Rusty, poster-covered, on an unlovely section of Parisian road outside La Santé prison, this construction isn't much competition for Notre Dame or the Eiffel Tower! However, it does have its own interest: it's the city's last vespasienne urinal.
These public conveniences (albeit for the benefit of a male public only) really were named for the Roman emperor. Vespasian had been credited with introducing public toilets to Rome (and then imposed a urine tax!). Public urinals have since been known as vespasiani in Italy, and the name travelled to France.
While public urination was forbidden in Paris, the lack of alternatives meant it was rife in practice. Police chief Antoine de Sartine introduced 'barrels of relief' in 1770, although it would be over sixty years before screened urinals were added to the city by its prefect, the comte de Rambuteau. His political opponents dubbed these 470 conveniences 'Rambuteau columns': he responded by calling them 'Vespasian columns'. The latter name stuck.
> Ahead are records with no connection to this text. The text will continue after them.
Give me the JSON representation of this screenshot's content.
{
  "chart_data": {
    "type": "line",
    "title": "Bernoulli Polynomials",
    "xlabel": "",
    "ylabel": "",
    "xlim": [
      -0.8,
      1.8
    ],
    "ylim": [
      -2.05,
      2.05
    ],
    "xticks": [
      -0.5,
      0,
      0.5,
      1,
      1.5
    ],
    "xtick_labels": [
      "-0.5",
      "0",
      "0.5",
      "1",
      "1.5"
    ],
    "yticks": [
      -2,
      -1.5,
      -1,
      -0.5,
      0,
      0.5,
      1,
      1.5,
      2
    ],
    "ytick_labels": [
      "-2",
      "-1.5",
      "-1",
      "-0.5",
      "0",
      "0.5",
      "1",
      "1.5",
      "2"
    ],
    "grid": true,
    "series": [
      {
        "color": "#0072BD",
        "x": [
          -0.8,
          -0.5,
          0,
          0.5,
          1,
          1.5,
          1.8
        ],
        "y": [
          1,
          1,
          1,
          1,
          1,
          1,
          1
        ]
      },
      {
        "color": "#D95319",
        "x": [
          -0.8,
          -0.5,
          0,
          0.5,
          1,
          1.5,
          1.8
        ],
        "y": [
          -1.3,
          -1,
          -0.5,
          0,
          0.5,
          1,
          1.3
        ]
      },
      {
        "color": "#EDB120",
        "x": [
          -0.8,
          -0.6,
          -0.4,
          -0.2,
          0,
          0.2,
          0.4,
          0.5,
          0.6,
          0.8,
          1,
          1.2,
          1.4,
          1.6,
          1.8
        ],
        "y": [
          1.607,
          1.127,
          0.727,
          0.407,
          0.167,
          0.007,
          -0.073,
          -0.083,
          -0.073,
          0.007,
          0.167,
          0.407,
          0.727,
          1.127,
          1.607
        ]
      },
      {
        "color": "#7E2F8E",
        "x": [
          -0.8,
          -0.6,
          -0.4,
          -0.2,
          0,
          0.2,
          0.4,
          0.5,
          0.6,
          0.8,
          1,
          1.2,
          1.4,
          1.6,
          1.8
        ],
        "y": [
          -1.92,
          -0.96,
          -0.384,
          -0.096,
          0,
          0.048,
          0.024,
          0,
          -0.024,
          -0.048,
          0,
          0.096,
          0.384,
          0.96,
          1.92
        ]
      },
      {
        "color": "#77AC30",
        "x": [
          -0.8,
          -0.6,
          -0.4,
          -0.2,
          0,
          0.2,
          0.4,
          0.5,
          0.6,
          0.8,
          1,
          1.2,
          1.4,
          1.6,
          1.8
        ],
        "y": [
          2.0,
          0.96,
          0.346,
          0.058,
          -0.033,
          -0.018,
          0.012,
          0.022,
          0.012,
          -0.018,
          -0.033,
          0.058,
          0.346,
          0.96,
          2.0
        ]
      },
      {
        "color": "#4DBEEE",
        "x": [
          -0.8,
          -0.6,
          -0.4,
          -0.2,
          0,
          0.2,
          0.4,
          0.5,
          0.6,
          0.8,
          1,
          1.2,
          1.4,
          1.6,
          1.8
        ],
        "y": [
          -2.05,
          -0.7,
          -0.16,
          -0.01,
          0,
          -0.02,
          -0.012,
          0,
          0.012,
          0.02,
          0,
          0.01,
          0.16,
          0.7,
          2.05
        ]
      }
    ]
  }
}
By the early twentieth century, there were more than a thousand urinals in Paris, but their days were numbered. In 1961, the municipal council voted for gradual removal of the vespasiennes and since 1980 their place has been taken by sanisettes, automated toilet cubicles which finally provide relief to all who need it.
There doesn't seem to be any information on why this sole example survived. Whatever the reason, it has taken on a historical interest its users in earlier decades would not have expected. And it's a rather good example, with some nice details in its cast iron panels.